The latest reveals that the NSA regularly bypasses encryption are troubling

Sep 7, 2013 07:21 GMT  ·  By

Google already uses some of the best encryption on the internet and announced plans to upgrade that encryption ahead of the Edward Snowden leaks.

Now though, after it has been revealed that the NSA has ways of breaking, weakening or at least bypassing online encryption, the company has vowed to improve its standard encryption methods even further and implement the changes ahead of schedule.

A few months back, Google announced that it would be bumping up the encryption of its SSL certificates to 2048 bits from the current 1024. These will be 1024 times harder to break via brute force compared to the old ones since difficulty increases exponentially with each bit added to a key.

Google is also one of the few if not the only big player to use different keys for each user session. So even if one key is compromised, the attacker would only have access to the data encrypted during one session. These keys change roughly once a day, at most.

But Google is also bumping up the encryption between its data centers, as it told the Washington Post.

Since the company has data centers around the world, most of the traffic to and from Google flows through the connections between these data centers. Anything to improve the encryption of that connection makes it harder for anyone to break into this main data flow.

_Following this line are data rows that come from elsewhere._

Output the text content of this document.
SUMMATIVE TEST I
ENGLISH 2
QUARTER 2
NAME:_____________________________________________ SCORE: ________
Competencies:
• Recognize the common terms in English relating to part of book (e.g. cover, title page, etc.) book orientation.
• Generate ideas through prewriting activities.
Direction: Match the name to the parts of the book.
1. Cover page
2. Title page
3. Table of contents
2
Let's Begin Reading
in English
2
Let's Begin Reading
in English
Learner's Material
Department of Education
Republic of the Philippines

That said, all of this only serves to protect data from broad attacks and attempts at interception. If the NSA comes to Google with a legal request for user data, the company has to comply.

So, you won't be any more protected by all the encryption in the world if the NSA is targeting you. But all Google users should be more protected against dragnet methods that sweep up all traffic. And you can take some steps yourself to better protect your data.